It’s dry, pale, bubbly and light bodied and is said to drink something like a Champagne. Yet it’s beer. A year ago, brut IPAs were barely on anyone’s radar. Now they’re in the spotlight.
The style was created in 2017 by Kim Sturdavant of Social Kitchen & Brewery in San Francisco. He decided to use a common brewing enzyme (called AMG for short) to produce a “bone dry” IPA. It received positive attention in the brewing press, and the idea caught on.
Chris Mattern of Eclipse Brewing in Merchantville made his first batch this winter. “The idea is to be as light in body as a brut Champagne,” he says.
IPAs, by far the best-selling type of craft beer, make an attractive platform for brewers to experiment with.

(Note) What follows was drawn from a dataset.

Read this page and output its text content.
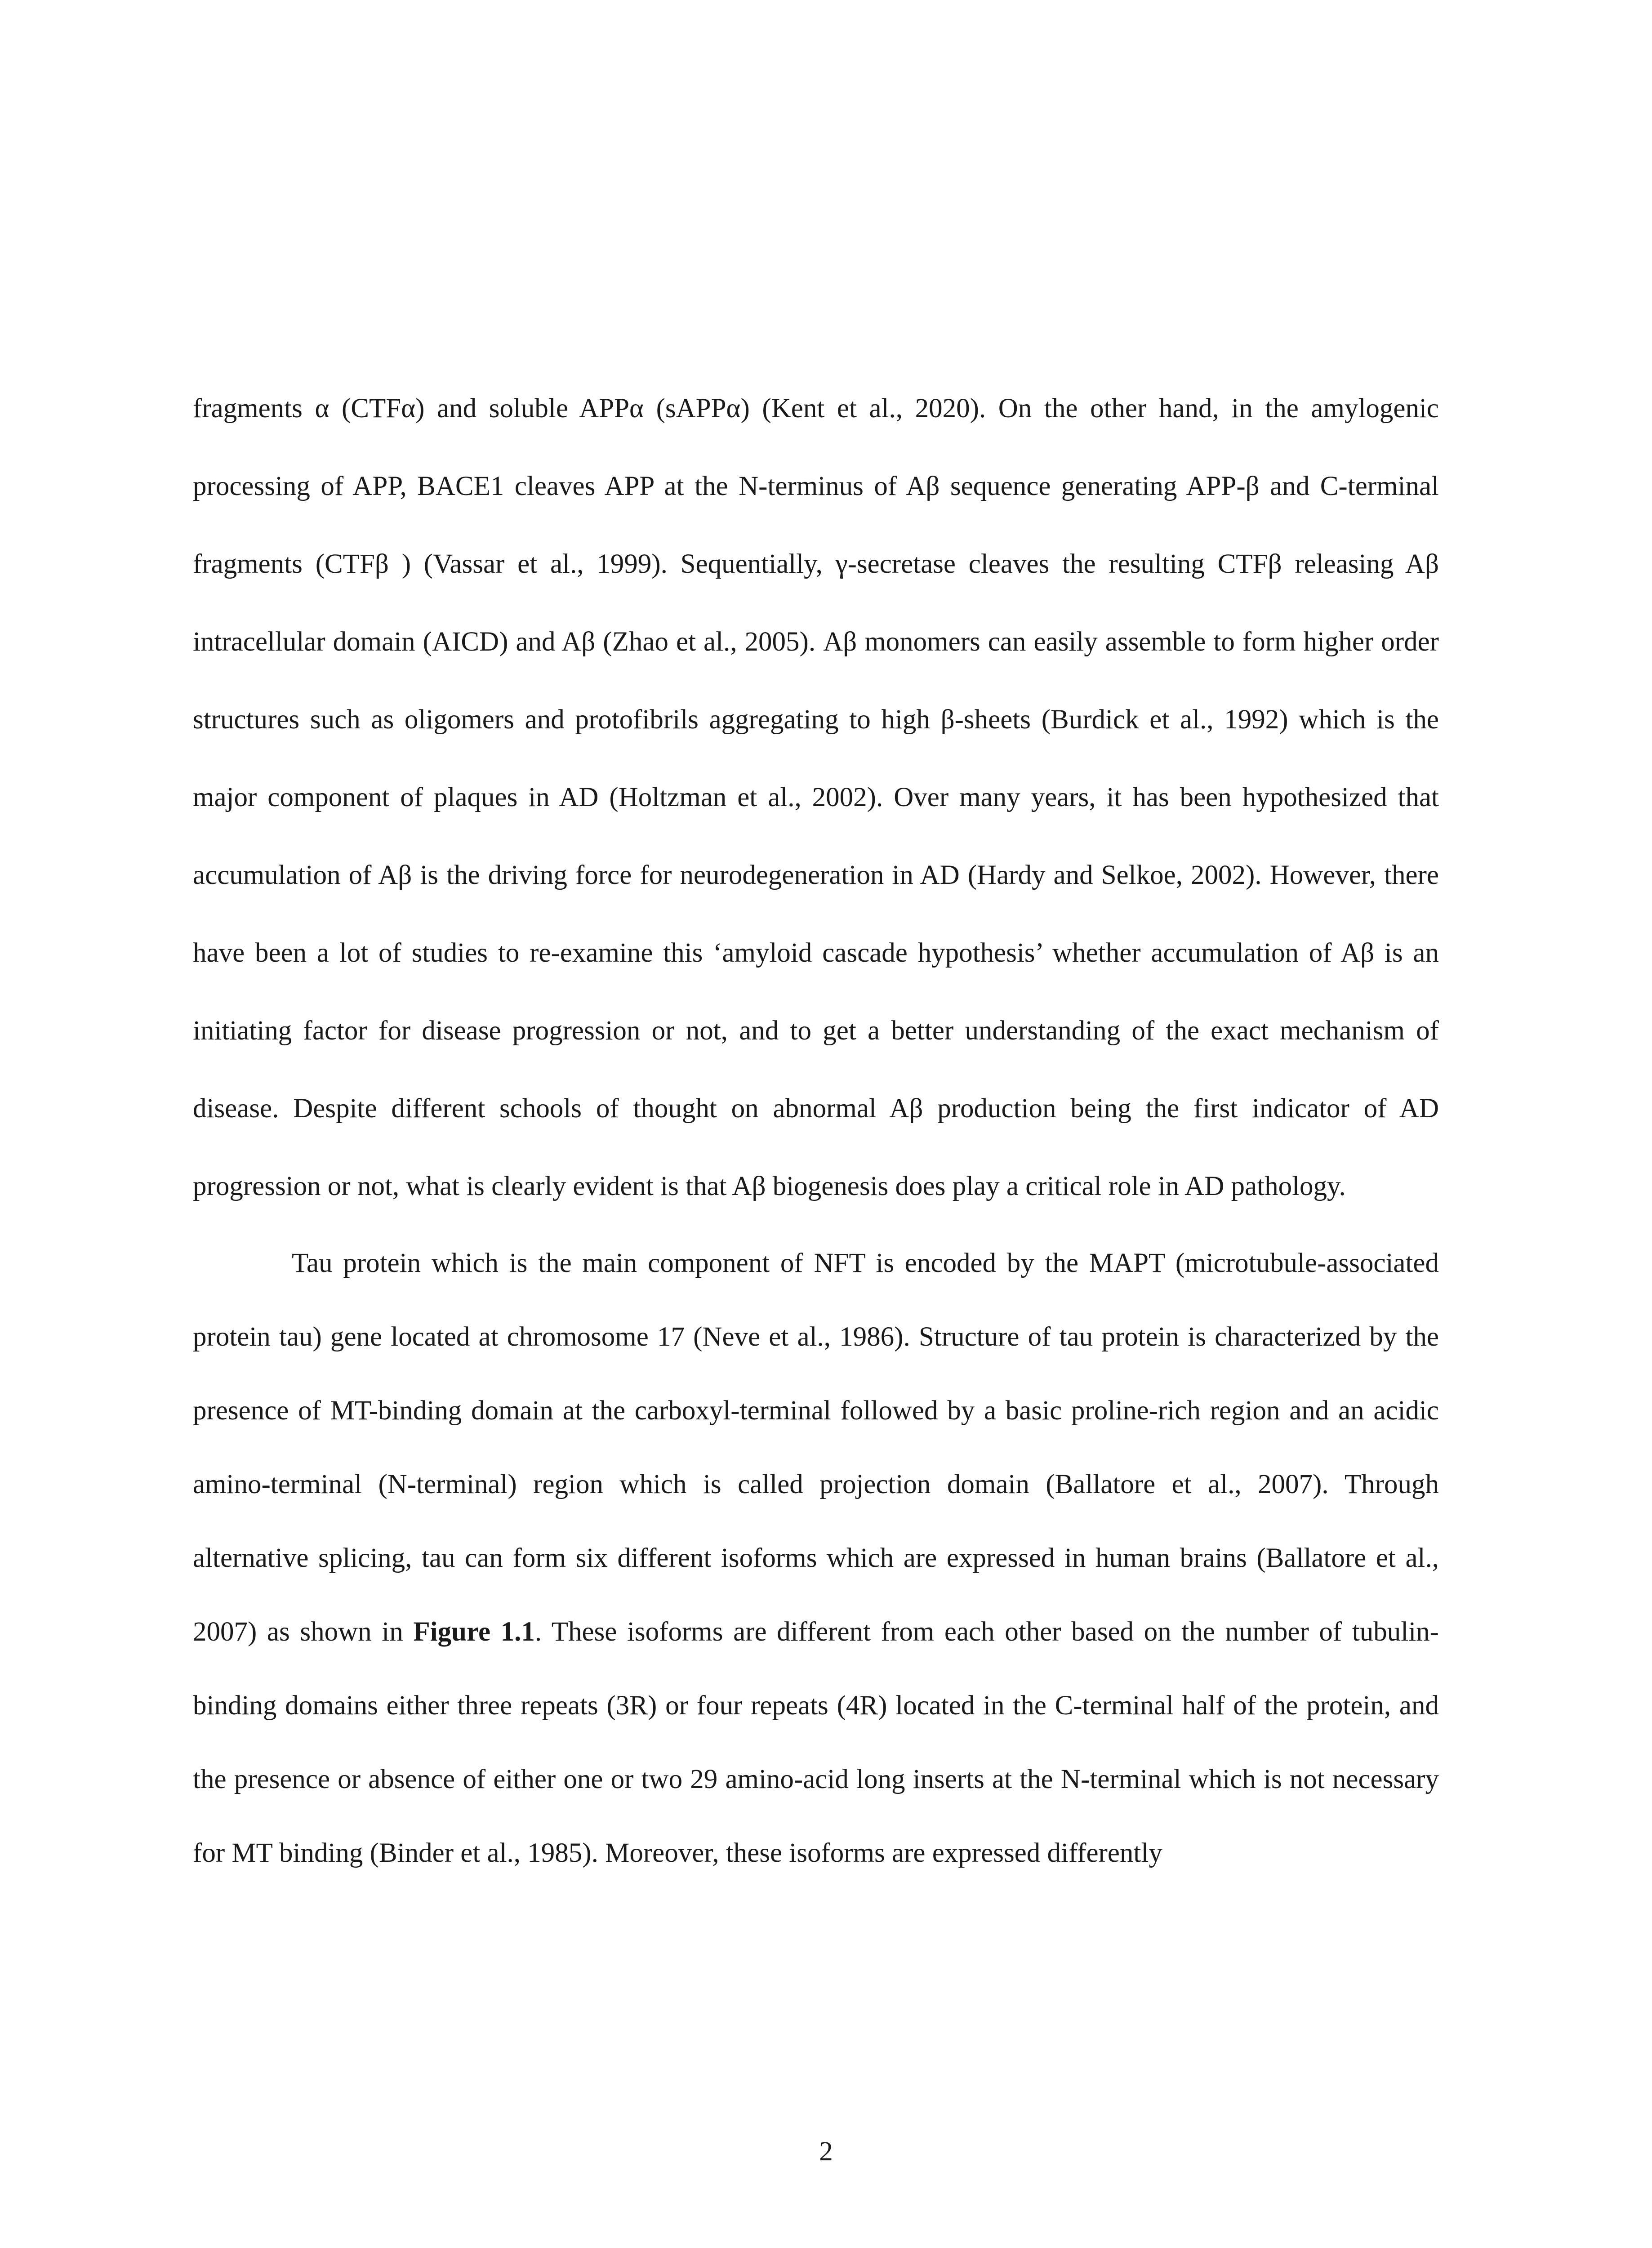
fragments α (CTFα) and soluble APPα (sAPPα) (Kent et al., 2020). On the other hand, in the amylogenic processing of APP, BACE1 cleaves APP at the N-terminus of Aβ sequence generating APP-β and C-terminal fragments (CTFβ ) (Vassar et al., 1999). Sequentially, γ-secretase cleaves the resulting CTFβ releasing Aβ intracellular domain (AICD) and Aβ (Zhao et al., 2005). Aβ monomers can easily assemble to form higher order structures such as oligomers and protofibrils aggregating to high β-sheets (Burdick et al., 1992) which is the major component of plaques in AD (Holtzman et al., 2002). Over many years, it has been hypothesized that accumulation of Aβ is the driving force for neurodegeneration in AD (Hardy and Selkoe, 2002). However, there have been a lot of studies to re-examine this ‘amyloid cascade hypothesis’ whether accumulation of Aβ is an initiating factor for disease progression or not, and to get a better understanding of the exact mechanism of disease. Despite different schools of thought on abnormal Aβ production being the first indicator of AD progression or not, what is clearly evident is that Aβ biogenesis does play a critical role in AD pathology.

Tau protein which is the main component of NFT is encoded by the MAPT (microtubule-associated protein tau) gene located at chromosome 17 (Neve et al., 1986). Structure of tau protein is characterized by the presence of MT-binding domain at the carboxyl-terminal followed by a basic proline-rich region and an acidic amino-terminal (N-terminal) region which is called projection domain (Ballatore et al., 2007). Through alternative splicing, tau can form six different isoforms which are expressed in human brains (Ballatore et al., 2007) as shown in Figure 1.1. These isoforms are different from each other based on the number of tubulin-binding domains either three repeats (3R) or four repeats (4R) located in the C-terminal half of the protein, and the presence or absence of either one or two 29 amino-acid long inserts at the N-terminal which is not necessary for MT binding (Binder et al., 1985). Moreover, these isoforms are expressed differently

2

The brut style is so new that it doesn’t have hard and fast rules. IPAs can be bitter. To make a brut IPA, brewers often choose types of hops that are less bitter. To create the desired effect, the brewer also may leave out ingredients that tend to create body and add things that lighten body.
Some brewers are adding champagne yeasts to their recipes. These voraciously consume sugars and raise the level of alcohol in the beer, usually to something in the range of 7 to 8 percent by volume.
“The fun in craft beer is going outside your comfort zone,” says Brian Kulbacki of Jersey City’s Departed Soles Brewing, known for its gluten-free beers. Kulbacki says his Dee Duh Lee Dee Brut IPA will not be his last.
Chuck Garrity of Death of a Fox Brewing in Gloucester County has produced two brut IPAs: a Black Brutus that looks dark as a stout and a Brut India Pale Lager with a light mouthfeel. He says he plans to create a less hoppy style, a brut pilsner, for Valentine’s Day. “I want,” he says, “to see how close we can get to Champagne.”